At length, they returned to the sitting-room. Harding, who had had considerable experience of criminal work at the bar before taking ‘silk,’ felt himself completely nonplussed…provided Reggie was of sound mind. If the body on the floor was an hallucination, then the mystery ceased to exist. If his story—and he had told it lucidly and with no more excitement than the circumstances warranted—was accurate, that he had actually touched the dead man, then the mystery was so appalling as to be almost incredible. Either Clifford would return that night and, as a consequence, Reggie’s mental condition would be inquired into by people competent for such an undertaking or…or there were more things in heaven and earth…
Vainly he cast his mind this way and that, seeking a clue. Automatically he stroked the bronzes on the mantelpiece. Suddenly he took up a pair of spectacles which were lying there, open.
‘That’s curious,’ he commented. ‘I didn’t know Clifford had anything the matter with his eyes. He is one of the best shots I’ve ever seen.’
He was standing with his back to Reggie, who inquired:
‘What do you mean by that? He has the most wonderful eyesight. What makes you think he hasn’t?’
‘Why,’ exclaimed Harding, turning round, ‘these spectacles. A man does not wear spectacles if he has perfect sight.’
‘But Clifford never wore spectacles.
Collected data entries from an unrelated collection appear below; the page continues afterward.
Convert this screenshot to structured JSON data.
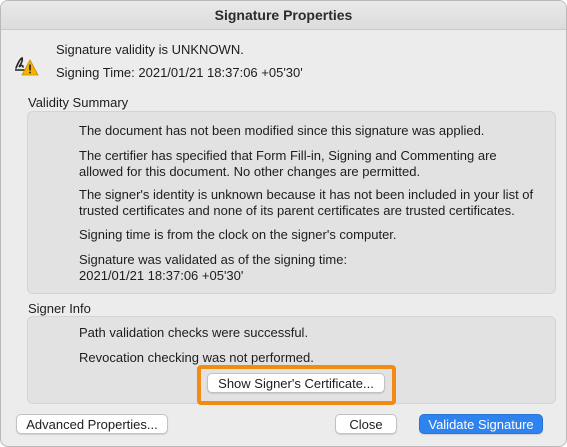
{
  "window": {
    "title": "Signature Properties"
  },
  "status": {
    "validity": "Signature validity is UNKNOWN.",
    "signing_time": "Signing Time:  2021/01/21 18:37:06 +05'30'"
  },
  "validity_summary": {
    "label": "Validity Summary",
    "paragraphs": [
      "The document has not been modified since this signature was applied.",
      "The certifier has specified that Form Fill-in, Signing and Commenting are allowed for this document. No other changes are permitted.",
      "The signer's identity is unknown because it has not been included in your list of trusted certificates and none of its parent certificates are trusted certificates.",
      "Signing time is from the clock on the signer's computer.",
      "Signature was validated as of the signing time: 2021/01/21 18:37:06 +05'30'"
    ]
  },
  "signer_info": {
    "label": "Signer Info",
    "lines": [
      "Path validation checks were successful.",
      "Revocation checking was not performed."
    ],
    "show_cert_label": "Show Signer's Certificate..."
  },
  "buttons": {
    "advanced": "Advanced Properties...",
    "close": "Close",
    "validate": "Validate Signature"
  },
  "colors": {
    "primary_button": "#2f83ef",
    "highlight": "#f28b13",
    "warning_icon": "#f5b400"
  },
  "icons": {
    "status": "signature-warning-icon"
  }
}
These are not his spectacles.’
‘Are they yours or the charwoman’s?’
‘Certainly not.’
‘Who can have left them here?’
‘My dear Harding,’ Reggie answered, ‘since I have been here, not a soul has entered the house. I tell you he never receives anybody here. I don’t know what he keeps the place for except for the excuse for giving me my £500.’
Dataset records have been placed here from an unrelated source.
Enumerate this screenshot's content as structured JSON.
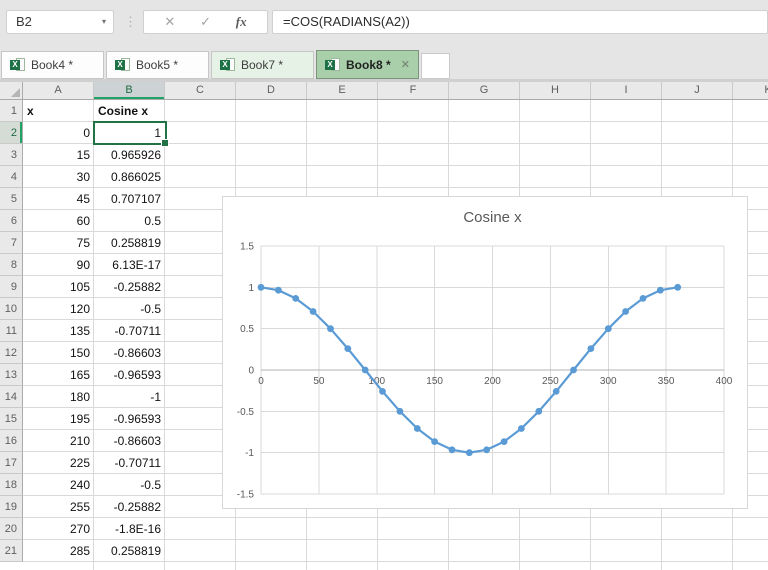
{
  "formula_bar": {
    "name_box": "B2",
    "dropdown_icon": "▾",
    "cancel_icon": "✕",
    "enter_icon": "✓",
    "fx_label": "fx",
    "formula": "=COS(RADIANS(A2))"
  },
  "workbook_tabs": [
    {
      "label": "Book4 *",
      "tint": "none",
      "active": false
    },
    {
      "label": "Book5 *",
      "tint": "none",
      "active": false
    },
    {
      "label": "Book7 *",
      "tint": "light-green",
      "active": false
    },
    {
      "label": "Book8 *",
      "tint": "green",
      "active": true,
      "close_icon": "✕"
    }
  ],
  "sheet": {
    "column_headers": [
      "A",
      "B",
      "C",
      "D",
      "E",
      "F",
      "G",
      "H",
      "I",
      "J",
      "K"
    ],
    "selected_column": "B",
    "selected_row": 2,
    "row_count": 21,
    "selected_cell": {
      "ref": "B2",
      "value": "1"
    },
    "rows": [
      {
        "a": "x",
        "b": "Cosine x",
        "bold": true
      },
      {
        "a": "0",
        "b": "1"
      },
      {
        "a": "15",
        "b": "0.965926"
      },
      {
        "a": "30",
        "b": "0.866025"
      },
      {
        "a": "45",
        "b": "0.707107"
      },
      {
        "a": "60",
        "b": "0.5"
      },
      {
        "a": "75",
        "b": "0.258819"
      },
      {
        "a": "90",
        "b": "6.13E-17"
      },
      {
        "a": "105",
        "b": "-0.25882"
      },
      {
        "a": "120",
        "b": "-0.5"
      },
      {
        "a": "135",
        "b": "-0.70711"
      },
      {
        "a": "150",
        "b": "-0.86603"
      },
      {
        "a": "165",
        "b": "-0.96593"
      },
      {
        "a": "180",
        "b": "-1"
      },
      {
        "a": "195",
        "b": "-0.96593"
      },
      {
        "a": "210",
        "b": "-0.86603"
      },
      {
        "a": "225",
        "b": "-0.70711"
      },
      {
        "a": "240",
        "b": "-0.5"
      },
      {
        "a": "255",
        "b": "-0.25882"
      },
      {
        "a": "270",
        "b": "-1.8E-16"
      },
      {
        "a": "285",
        "b": "0.258819"
      }
    ]
  },
  "chart_data": {
    "type": "line",
    "title": "Cosine x",
    "x": [
      0,
      15,
      30,
      45,
      60,
      75,
      90,
      105,
      120,
      135,
      150,
      165,
      180,
      195,
      210,
      225,
      240,
      255,
      270,
      285,
      300,
      315,
      330,
      345,
      360
    ],
    "y": [
      1,
      0.965926,
      0.866025,
      0.707107,
      0.5,
      0.258819,
      0,
      -0.258819,
      -0.5,
      -0.707107,
      -0.866025,
      -0.965926,
      -1,
      -0.965926,
      -0.866025,
      -0.707107,
      -0.5,
      -0.258819,
      0,
      0.258819,
      0.5,
      0.707107,
      0.866025,
      0.965926,
      1
    ],
    "xlabel": "",
    "ylabel": "",
    "xlim": [
      0,
      400
    ],
    "ylim": [
      -1.5,
      1.5
    ],
    "xticks": [
      0,
      50,
      100,
      150,
      200,
      250,
      300,
      350,
      400
    ],
    "yticks": [
      -1.5,
      -1,
      -0.5,
      0,
      0.5,
      1,
      1.5
    ],
    "grid": true,
    "legend_position": "none",
    "series_color": "#5B9BD5",
    "marker": "circle"
  },
  "colors": {
    "accent_green": "#217346",
    "selection_green": "#21a366",
    "active_tab_green": "#a9cfaa",
    "series_blue": "#5B9BD5",
    "chart_text": "#595959"
  }
}
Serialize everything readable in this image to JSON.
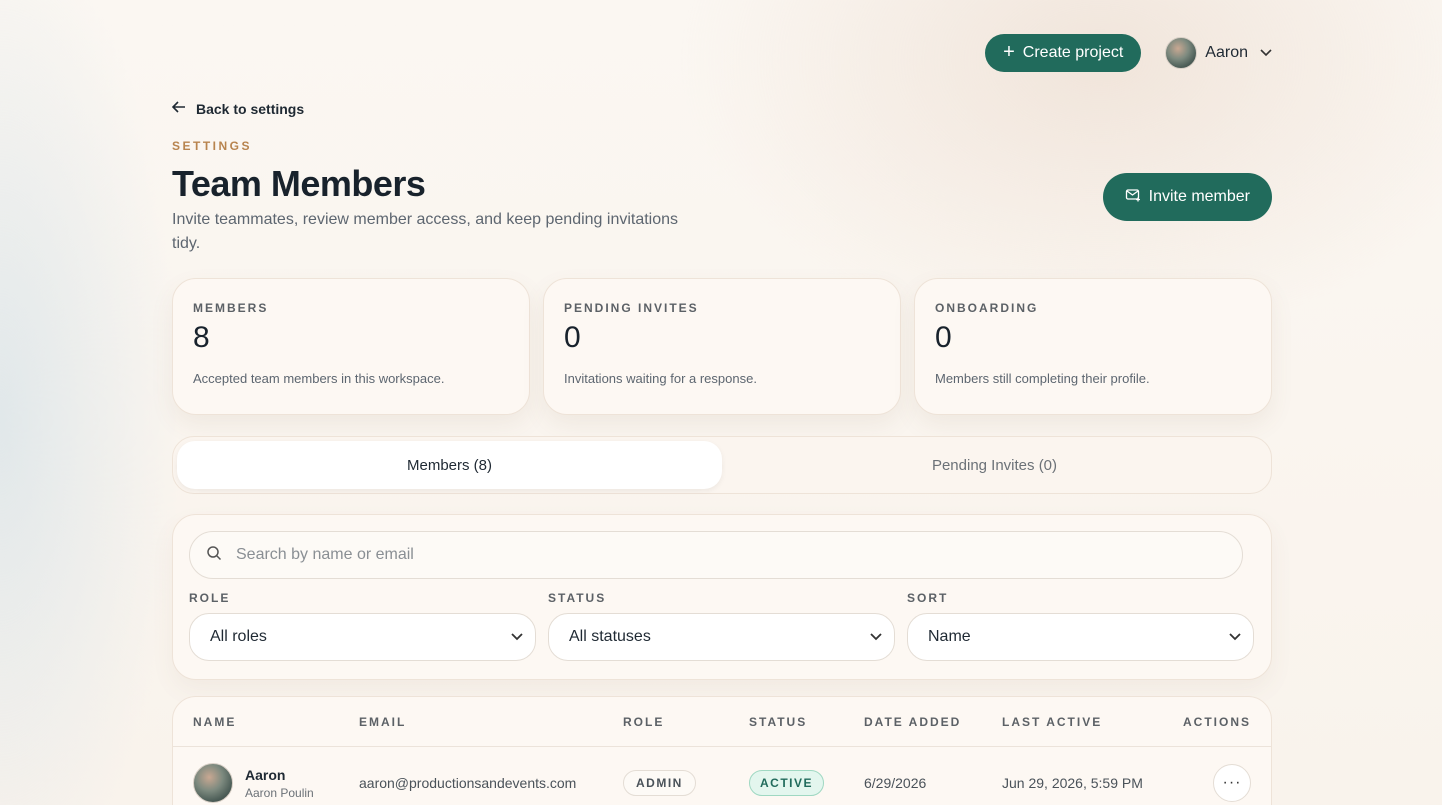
{
  "topbar": {
    "create_project_label": "Create project",
    "user_name": "Aaron"
  },
  "header": {
    "back_label": "Back to settings",
    "eyebrow": "SETTINGS",
    "title": "Team Members",
    "subtitle": "Invite teammates, review member access, and keep pending invitations tidy.",
    "invite_label": "Invite member"
  },
  "stats": [
    {
      "label": "MEMBERS",
      "value": "8",
      "desc": "Accepted team members in this workspace."
    },
    {
      "label": "PENDING INVITES",
      "value": "0",
      "desc": "Invitations waiting for a response."
    },
    {
      "label": "ONBOARDING",
      "value": "0",
      "desc": "Members still completing their profile."
    }
  ],
  "tabs": [
    {
      "label": "Members (8)",
      "active": true
    },
    {
      "label": "Pending Invites (0)",
      "active": false
    }
  ],
  "filters": {
    "search_placeholder": "Search by name or email",
    "role_label": "ROLE",
    "role_value": "All roles",
    "status_label": "STATUS",
    "status_value": "All statuses",
    "sort_label": "SORT",
    "sort_value": "Name"
  },
  "table": {
    "columns": [
      "NAME",
      "EMAIL",
      "ROLE",
      "STATUS",
      "DATE ADDED",
      "LAST ACTIVE",
      "ACTIONS"
    ],
    "rows": [
      {
        "name": "Aaron",
        "full_name": "Aaron Poulin",
        "email": "aaron@productionsandevents.com",
        "role": "ADMIN",
        "status": "ACTIVE",
        "date_added": "6/29/2026",
        "last_active": "Jun 29, 2026, 5:59 PM",
        "actions_icon": "···"
      }
    ]
  },
  "colors": {
    "accent": "#216b5c",
    "eyebrow": "#b8844f",
    "status_active_bg": "#e3f6ee"
  }
}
‘Nonsense,’ replied Harding, ‘you could have taken £500 a year all right without his putting himself out to run such an expensive hobby as a house in King Street, even a little house like this.’
‘I tell you what it is, Harding, the whole thing beats me. I have never been able to understand why a man should have his consulting-rooms in Harley Street and sleep here. Of course, no man could live in Harley Street. It is like living in a dissecting-room. But with his reputation he could have brought his patients to…Bayswater or Tulse Hill.’
Carefully the barrister examined the spectacles. He placed them on his nose. Then he whistled.
‘These are a woman’s spectacles,’ he said. ‘I am almost sure of that. They are too small for a man’s face. And the extraordinary thing about them is that they are plain glass, practically plain window-glass. Now what has he got these here for? How did a pair of woman’s spectacles of plain glass come into the possession of an eminent medical man?’